Critics, however, argued that the additional signs would create a visual blight on the downtown skyline and add to the proliferation of billboards in the city, and also questioned whether the city could have struck a more lucrative financial deal.
With the signage rights granted, the city will now hold separate hearings on AEG's detailed plans to adorn the convention center with more than 50,000 square feet of billboards and flashing electronic signs. The most visible would be two massive signs that would cover portions of the center's landmark glass towers, and four digital billboards would blink out to drivers chugging through the 10 Freeway and 110 Freeway interchange.
Caltrans also must review the plan to ensure that freeway drivers will not be distracted by the signs.
One of the lead architects involved in the convention center's 1993 expansion and redesign said he was "appalled" by aspects of AEG's proposal. AEG wants to hang a 75-by-66-foot sign and a 56-by-50-foot sign on the center's signature features -- the two soaring towers of glass panels and white metal tubing that face South Figueroa Street.

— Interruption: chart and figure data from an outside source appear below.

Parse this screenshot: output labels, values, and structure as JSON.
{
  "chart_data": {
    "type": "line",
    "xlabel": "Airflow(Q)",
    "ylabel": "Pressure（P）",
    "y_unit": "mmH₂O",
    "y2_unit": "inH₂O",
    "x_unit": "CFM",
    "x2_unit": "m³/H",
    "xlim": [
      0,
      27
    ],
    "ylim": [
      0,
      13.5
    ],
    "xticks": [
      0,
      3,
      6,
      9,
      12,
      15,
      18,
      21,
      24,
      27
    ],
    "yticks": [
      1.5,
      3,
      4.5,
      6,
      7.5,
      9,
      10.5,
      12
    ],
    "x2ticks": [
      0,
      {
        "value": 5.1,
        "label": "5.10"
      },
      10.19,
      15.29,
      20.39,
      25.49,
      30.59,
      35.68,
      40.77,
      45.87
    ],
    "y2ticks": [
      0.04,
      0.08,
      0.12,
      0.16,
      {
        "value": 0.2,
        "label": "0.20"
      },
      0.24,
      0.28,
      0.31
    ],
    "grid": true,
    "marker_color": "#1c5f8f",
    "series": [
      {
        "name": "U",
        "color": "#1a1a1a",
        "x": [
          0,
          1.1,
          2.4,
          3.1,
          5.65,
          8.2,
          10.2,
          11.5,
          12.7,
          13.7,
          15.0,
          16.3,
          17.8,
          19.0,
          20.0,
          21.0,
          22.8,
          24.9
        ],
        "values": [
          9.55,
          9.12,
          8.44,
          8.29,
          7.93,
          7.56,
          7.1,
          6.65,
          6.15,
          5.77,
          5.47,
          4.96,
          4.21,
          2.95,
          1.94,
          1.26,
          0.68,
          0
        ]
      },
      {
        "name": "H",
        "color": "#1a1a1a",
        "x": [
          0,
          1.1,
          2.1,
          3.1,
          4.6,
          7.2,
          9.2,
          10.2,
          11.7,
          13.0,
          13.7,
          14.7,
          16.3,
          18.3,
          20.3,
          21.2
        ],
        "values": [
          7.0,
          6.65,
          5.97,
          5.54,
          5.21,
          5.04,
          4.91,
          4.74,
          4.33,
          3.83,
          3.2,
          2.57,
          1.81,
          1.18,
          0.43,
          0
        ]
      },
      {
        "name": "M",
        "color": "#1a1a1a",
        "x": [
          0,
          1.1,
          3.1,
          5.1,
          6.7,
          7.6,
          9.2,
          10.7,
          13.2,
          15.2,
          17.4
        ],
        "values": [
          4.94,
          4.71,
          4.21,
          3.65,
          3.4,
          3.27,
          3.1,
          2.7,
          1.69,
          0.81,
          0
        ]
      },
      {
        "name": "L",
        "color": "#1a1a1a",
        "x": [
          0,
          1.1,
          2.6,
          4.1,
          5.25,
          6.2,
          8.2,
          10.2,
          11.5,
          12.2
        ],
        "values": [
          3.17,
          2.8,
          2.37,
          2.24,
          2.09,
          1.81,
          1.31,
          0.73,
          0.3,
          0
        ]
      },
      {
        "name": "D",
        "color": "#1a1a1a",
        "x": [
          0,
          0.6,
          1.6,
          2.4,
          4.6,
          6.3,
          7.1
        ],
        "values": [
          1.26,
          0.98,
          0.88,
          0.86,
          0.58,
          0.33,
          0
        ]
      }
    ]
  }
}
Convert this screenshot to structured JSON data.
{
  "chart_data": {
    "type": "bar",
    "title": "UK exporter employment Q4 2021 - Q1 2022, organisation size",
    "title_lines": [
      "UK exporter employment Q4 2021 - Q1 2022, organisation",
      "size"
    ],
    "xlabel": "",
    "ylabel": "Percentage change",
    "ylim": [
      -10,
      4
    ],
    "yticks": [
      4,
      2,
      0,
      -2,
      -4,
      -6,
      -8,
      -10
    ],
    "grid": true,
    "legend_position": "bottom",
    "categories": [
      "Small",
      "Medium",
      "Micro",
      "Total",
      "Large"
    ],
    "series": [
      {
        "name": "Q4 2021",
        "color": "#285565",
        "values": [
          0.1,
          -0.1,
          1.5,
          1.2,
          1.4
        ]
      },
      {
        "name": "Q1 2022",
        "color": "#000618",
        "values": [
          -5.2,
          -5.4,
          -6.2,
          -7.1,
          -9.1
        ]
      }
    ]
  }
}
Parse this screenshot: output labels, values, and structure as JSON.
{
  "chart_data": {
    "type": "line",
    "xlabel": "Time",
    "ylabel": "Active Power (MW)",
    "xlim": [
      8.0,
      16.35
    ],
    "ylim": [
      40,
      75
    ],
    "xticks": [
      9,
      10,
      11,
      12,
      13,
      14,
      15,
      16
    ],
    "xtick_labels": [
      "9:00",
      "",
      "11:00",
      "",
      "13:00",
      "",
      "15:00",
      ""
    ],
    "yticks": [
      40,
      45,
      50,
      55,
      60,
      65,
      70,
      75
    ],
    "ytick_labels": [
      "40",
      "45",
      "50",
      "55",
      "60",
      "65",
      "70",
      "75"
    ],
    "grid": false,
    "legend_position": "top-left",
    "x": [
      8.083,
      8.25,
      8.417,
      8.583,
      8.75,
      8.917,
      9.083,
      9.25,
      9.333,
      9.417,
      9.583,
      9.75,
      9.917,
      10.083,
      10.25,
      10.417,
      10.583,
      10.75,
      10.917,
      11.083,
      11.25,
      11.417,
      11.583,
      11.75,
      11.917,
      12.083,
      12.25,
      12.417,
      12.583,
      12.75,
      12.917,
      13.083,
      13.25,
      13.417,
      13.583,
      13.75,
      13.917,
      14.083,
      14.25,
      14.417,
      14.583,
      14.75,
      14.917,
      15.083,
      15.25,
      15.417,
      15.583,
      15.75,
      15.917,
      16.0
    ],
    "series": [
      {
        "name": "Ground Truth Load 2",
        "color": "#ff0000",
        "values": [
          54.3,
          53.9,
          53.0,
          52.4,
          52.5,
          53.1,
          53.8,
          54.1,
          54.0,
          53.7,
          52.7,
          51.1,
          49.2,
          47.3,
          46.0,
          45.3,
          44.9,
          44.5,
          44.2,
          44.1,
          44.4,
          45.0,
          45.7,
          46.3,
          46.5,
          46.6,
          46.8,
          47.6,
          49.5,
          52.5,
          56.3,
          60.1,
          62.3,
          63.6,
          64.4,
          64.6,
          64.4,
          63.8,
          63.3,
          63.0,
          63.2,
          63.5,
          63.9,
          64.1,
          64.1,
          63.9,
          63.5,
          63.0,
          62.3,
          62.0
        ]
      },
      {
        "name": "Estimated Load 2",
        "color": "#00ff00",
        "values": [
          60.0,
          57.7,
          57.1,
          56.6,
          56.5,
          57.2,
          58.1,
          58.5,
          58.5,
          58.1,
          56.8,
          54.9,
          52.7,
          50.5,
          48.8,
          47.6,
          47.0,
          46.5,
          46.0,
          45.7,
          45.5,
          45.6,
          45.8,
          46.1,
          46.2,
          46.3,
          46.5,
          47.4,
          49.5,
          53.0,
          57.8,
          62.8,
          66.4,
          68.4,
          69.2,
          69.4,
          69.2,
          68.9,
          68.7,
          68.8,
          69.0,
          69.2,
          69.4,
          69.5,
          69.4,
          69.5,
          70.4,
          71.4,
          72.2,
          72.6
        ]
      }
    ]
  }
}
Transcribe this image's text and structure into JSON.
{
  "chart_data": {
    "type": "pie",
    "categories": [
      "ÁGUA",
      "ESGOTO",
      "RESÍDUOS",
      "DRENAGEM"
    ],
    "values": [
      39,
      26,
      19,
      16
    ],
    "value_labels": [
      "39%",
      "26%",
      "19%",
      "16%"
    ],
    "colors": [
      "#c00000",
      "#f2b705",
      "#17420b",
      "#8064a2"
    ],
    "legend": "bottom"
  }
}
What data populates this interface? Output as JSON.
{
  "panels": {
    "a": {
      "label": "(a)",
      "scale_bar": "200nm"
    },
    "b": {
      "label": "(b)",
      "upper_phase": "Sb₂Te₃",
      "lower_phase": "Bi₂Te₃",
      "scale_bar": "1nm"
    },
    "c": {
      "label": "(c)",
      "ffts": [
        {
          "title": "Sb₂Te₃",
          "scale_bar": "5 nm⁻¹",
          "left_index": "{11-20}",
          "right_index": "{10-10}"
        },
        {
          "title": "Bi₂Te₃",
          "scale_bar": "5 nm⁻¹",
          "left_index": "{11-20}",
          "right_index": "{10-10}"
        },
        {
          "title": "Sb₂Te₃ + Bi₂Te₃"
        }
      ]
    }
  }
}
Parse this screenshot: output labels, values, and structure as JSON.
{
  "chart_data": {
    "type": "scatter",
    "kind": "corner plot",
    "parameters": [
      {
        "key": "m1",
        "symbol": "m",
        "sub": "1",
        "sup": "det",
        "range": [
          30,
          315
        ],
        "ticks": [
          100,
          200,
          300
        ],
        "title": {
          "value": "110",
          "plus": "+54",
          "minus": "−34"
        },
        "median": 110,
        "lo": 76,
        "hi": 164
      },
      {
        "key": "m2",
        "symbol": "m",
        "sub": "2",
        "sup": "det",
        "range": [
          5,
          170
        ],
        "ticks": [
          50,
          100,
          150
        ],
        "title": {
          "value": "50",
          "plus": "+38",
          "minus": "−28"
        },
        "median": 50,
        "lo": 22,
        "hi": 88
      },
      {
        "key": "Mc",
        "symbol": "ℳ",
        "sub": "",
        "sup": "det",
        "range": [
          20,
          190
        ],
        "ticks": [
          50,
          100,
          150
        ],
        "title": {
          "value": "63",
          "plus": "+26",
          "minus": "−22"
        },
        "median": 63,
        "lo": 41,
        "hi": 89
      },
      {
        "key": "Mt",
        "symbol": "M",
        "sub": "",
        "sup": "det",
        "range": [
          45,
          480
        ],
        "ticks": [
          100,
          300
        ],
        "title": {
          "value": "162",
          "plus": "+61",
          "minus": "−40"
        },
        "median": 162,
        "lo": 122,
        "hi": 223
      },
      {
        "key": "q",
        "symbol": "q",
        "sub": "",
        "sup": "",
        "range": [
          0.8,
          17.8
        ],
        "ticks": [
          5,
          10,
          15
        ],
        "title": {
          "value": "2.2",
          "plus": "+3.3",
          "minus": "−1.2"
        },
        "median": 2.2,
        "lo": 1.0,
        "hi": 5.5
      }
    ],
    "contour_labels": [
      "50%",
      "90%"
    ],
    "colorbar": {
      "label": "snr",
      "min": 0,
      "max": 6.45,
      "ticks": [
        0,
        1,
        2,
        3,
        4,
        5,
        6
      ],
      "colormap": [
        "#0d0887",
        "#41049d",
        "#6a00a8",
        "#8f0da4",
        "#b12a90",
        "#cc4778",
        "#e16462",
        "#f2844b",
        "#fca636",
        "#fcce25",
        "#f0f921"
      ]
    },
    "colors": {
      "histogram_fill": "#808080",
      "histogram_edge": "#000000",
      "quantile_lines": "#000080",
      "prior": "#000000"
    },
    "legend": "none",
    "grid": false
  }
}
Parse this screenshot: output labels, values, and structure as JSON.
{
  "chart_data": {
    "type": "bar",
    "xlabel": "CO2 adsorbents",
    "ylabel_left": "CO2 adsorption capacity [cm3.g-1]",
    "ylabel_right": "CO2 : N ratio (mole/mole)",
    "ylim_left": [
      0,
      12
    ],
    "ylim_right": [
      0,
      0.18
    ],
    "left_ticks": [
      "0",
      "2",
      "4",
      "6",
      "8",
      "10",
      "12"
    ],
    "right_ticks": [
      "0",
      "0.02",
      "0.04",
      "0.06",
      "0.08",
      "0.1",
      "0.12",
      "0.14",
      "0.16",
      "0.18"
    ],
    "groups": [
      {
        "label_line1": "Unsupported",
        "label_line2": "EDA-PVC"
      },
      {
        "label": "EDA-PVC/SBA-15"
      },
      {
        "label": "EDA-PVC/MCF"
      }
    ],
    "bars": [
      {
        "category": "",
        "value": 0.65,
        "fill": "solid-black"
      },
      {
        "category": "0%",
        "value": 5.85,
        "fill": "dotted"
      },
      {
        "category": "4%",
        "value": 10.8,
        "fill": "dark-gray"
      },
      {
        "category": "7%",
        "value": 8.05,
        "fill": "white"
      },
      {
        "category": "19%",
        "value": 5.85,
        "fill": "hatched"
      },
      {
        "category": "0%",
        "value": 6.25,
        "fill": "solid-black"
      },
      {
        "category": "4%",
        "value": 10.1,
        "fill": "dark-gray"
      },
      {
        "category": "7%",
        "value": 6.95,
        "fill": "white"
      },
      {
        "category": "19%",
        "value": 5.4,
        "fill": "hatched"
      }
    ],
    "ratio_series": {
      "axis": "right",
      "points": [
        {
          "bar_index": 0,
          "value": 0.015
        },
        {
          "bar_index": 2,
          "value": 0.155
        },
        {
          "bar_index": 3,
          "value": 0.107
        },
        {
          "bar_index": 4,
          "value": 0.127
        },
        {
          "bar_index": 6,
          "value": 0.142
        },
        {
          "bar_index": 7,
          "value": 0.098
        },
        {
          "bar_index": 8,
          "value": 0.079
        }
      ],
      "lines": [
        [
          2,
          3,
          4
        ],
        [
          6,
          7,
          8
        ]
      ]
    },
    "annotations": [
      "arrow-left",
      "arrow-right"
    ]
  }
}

"The glass pavilion is designed for transparency . . . It's a landmark, and when you add a solid panel of that magnitude and size," it destroys that view, Ki Suh Park, managing partner of the Los Angeles-based architectural firm Gruen Associates, told The Times in a telephone interview Wednesday.
Park said he is not opposed to allowing signs but to have such as massive amount would damage the integrity of the design: "Signs should complement rather than overwhelm the building. The scale is a concern."